Finalized Activity Logs, Aided Report, and Medical Treatment of Prisoner Form
The activity logs, aided report, and medical treatment of a prisoner form are subject to automatic discovery under CPL §245.20(1)(e). The Court credits the Prosecution's statement that the finalized versions of these documents are substantively the same as those already disclosed. However, Defendant suggests there may be additional discoverable material contained in the finalized versions and CPL §245.20(7) mandates a presumption of openness. As such, the Prosecution is ordered to disclosed finalized versions within fifteen days (CPL §245.20[1][e]).
Arraignment Card, Command Log, Roll Call Logs, Pre-Arraignment Notification Report, Prisoner Holding Pen Roster, Interrupted Patrol Log, and NYPD Online Prisoner Arraignment Database
Neither Defendant nor the Prosecution make any argument about the discoverability of the arraignment card based on the substance of the document, although the Prosecution argues it is not discoverable because Defendant already has all the information contained therein. While this may be true, it does not bear on the document's discoverability (CPL §245.20[1][e]). Similarly, neither Defendant nor the Prosecution offer any argument as to the discoverability of the command log, roll call logs, pre-arraignment notification report, prisoner holding pen roster, interrupted patrol log, or NYPD online prisoner arraignment database. They merely assert opposing conclusions. In the absence of any facts or arguments, the Court has but to fall back upon CPL §245.20(7)'s presumption of openness and order the Prosecution to disclose any of the listed documents that exist within fifteen days (CPL §245.20[1][e]).
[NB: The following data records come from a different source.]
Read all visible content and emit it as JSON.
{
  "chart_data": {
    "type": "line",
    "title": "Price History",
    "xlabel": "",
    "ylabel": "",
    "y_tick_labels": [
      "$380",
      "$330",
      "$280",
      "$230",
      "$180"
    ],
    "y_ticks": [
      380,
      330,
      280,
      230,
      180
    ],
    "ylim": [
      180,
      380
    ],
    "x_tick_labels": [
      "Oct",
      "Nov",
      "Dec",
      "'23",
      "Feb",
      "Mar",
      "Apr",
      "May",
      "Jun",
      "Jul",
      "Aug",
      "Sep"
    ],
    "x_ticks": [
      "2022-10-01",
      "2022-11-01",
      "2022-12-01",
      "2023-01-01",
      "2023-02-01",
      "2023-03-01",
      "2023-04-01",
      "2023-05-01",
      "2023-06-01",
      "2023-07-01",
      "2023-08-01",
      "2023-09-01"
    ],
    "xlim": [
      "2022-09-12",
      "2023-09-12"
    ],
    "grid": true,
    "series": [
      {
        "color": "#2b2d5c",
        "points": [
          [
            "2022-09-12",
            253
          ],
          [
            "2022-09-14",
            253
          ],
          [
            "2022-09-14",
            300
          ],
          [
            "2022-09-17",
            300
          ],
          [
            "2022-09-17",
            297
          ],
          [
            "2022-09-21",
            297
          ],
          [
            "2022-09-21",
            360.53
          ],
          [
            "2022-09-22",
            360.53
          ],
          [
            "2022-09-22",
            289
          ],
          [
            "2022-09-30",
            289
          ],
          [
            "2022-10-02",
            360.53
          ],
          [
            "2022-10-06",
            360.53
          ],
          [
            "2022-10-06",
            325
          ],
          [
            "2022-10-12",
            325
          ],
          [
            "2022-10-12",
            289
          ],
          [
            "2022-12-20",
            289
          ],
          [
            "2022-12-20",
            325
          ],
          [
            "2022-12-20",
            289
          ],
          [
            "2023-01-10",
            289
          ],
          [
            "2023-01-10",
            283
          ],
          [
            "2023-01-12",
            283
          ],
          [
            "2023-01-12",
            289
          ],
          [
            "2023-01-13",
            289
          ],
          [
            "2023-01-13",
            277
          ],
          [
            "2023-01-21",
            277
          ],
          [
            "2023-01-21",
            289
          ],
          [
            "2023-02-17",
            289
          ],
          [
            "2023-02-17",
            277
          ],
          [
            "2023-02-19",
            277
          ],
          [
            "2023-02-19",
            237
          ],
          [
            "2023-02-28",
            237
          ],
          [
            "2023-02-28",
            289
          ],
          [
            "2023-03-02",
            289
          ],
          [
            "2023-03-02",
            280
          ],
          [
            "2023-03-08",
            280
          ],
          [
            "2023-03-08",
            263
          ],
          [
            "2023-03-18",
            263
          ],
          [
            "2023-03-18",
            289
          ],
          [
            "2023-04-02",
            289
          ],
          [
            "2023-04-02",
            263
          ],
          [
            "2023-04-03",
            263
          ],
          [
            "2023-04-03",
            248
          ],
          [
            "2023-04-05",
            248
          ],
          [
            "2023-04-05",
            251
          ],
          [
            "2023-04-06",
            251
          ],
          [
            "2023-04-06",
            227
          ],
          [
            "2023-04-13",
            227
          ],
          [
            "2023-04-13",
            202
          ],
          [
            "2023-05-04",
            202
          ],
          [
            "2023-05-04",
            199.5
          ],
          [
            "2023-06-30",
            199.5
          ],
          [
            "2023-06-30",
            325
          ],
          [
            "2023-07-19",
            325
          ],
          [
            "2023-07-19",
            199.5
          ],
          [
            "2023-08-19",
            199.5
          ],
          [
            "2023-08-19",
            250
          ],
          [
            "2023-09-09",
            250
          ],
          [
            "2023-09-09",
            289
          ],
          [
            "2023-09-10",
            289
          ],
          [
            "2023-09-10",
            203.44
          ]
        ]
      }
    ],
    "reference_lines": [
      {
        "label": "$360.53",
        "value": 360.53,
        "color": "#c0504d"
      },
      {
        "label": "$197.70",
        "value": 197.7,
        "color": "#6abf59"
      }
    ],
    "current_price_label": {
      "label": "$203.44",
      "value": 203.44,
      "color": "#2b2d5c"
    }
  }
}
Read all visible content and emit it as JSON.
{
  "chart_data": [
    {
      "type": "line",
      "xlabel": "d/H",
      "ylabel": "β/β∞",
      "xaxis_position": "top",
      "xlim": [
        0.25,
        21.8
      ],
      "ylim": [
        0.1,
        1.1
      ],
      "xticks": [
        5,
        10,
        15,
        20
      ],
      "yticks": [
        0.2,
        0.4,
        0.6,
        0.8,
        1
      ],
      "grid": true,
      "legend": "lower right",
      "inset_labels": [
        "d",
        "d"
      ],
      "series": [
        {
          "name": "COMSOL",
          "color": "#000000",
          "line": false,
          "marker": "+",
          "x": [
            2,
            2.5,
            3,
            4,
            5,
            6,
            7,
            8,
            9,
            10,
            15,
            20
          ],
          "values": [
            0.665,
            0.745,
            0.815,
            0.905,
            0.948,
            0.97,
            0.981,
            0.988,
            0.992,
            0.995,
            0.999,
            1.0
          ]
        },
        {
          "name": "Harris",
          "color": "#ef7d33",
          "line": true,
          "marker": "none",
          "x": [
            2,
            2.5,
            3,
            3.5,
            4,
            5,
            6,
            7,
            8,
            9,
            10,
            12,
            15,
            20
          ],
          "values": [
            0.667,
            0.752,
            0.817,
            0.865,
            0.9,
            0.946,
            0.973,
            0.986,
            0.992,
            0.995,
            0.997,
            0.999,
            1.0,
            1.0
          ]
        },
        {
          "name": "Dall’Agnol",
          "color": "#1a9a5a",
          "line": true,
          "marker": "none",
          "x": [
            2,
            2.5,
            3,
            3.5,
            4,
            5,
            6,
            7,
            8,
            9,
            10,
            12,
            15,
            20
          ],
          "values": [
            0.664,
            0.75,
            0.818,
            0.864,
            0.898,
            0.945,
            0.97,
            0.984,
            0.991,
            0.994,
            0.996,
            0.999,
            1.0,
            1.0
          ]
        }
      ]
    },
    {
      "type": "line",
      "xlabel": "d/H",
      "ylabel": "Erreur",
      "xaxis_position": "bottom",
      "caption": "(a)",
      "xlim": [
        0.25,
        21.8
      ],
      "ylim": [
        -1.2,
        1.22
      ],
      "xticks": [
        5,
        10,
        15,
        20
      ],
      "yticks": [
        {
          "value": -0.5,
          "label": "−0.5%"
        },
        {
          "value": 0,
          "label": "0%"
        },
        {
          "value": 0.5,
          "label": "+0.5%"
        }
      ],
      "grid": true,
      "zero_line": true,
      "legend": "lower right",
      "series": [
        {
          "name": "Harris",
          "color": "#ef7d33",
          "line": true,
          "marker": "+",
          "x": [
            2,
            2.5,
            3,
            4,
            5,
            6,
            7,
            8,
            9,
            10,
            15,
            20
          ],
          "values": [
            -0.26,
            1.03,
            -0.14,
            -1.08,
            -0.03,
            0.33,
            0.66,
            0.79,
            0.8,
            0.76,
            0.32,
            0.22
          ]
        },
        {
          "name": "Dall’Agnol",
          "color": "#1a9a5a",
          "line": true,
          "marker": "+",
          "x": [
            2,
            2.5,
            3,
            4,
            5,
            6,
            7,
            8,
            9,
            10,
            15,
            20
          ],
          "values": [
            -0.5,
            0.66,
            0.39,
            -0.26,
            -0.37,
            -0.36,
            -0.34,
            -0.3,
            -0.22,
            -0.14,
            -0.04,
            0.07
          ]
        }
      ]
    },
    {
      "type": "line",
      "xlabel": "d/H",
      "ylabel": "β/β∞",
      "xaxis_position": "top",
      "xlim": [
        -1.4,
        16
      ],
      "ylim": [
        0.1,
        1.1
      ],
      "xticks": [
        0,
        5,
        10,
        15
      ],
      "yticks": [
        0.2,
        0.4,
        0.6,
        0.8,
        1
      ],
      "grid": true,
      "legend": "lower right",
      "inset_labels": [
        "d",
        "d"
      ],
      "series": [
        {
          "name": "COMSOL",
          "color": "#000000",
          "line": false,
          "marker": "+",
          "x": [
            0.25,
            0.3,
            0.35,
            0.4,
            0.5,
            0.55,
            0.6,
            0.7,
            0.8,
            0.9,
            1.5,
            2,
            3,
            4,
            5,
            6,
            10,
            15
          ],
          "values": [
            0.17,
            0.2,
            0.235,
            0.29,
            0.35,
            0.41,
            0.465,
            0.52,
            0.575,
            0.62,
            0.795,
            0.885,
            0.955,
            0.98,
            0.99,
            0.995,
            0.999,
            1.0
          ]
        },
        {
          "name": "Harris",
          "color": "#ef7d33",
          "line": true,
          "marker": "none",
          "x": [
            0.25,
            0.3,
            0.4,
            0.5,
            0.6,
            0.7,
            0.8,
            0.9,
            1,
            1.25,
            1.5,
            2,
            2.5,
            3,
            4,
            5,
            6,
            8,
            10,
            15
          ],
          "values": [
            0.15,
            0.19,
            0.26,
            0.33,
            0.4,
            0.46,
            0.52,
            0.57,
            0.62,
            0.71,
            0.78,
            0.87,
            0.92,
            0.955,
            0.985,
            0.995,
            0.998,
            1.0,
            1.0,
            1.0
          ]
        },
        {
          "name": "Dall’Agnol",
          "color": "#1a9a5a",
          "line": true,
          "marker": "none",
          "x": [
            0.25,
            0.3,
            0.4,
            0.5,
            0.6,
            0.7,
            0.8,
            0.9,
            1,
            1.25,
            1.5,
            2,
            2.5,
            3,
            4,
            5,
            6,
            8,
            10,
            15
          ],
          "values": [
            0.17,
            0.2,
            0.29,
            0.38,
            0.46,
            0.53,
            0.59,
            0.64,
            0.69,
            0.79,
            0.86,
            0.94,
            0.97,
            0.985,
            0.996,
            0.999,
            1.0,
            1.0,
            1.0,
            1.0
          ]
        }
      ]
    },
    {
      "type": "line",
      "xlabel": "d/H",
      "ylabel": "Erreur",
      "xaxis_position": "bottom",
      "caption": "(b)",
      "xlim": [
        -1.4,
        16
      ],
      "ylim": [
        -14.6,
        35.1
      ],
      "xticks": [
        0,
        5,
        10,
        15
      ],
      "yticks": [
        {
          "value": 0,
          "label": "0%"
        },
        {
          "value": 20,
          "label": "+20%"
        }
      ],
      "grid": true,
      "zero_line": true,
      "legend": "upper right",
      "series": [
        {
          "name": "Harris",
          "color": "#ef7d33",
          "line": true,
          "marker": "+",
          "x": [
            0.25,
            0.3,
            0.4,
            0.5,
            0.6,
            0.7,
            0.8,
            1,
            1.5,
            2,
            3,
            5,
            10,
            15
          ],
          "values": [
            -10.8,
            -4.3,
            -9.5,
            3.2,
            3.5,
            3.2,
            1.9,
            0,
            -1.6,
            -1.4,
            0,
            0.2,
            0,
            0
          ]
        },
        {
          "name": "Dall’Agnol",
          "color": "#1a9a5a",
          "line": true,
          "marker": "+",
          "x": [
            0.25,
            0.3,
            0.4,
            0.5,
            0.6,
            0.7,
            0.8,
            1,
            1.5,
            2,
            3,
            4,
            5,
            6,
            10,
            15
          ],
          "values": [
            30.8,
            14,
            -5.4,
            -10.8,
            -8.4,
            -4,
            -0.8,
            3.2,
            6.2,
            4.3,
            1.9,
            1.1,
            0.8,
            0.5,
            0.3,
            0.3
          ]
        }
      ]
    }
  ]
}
However, this disclosure-by-default does not bear on the validity of the COC.
CCRB Disclosures
The Prosecution is obliged to ascertain the existence of and disclose impeachment materials, even those not in their custody or control, such as CCRB allegation histories and documentation (CPL §§ 245.20[1][k][iv], [2]; People v Hamizane, 80 Misc.3d 7, 11 [2023]). The Court credits the Prosecution's attestation that the CCRB disclosures they provided are the most up to date in their possession. However, in the spirit of CPL §245.20(7)'s presumption of openness, the Court orders the Prosecution to ascertain whether updated CCRB allegation histories indeed exist, and if they do, to disclose them to Defendant within thirty days (CPL §245.20[1][k][iv]).
Speedy Trial
This case commenced with the filing of a felony complaint on November 12, 2023. When the misdemeanor information was filed on December 13, 2023, the speedy trial clock reset to ninety allowable days. The Prosecution filed their COC and SOR in good faith on March 12, 2024. The Prosecution is charged ninety days.
CONCLUSION
Because the Prosecution has not exceeded their ninety-day speedy trial limitation, Defendant's motion to dismiss is denied (CPL §30.30[1][b]).
The constitutes the decision and order of the Court.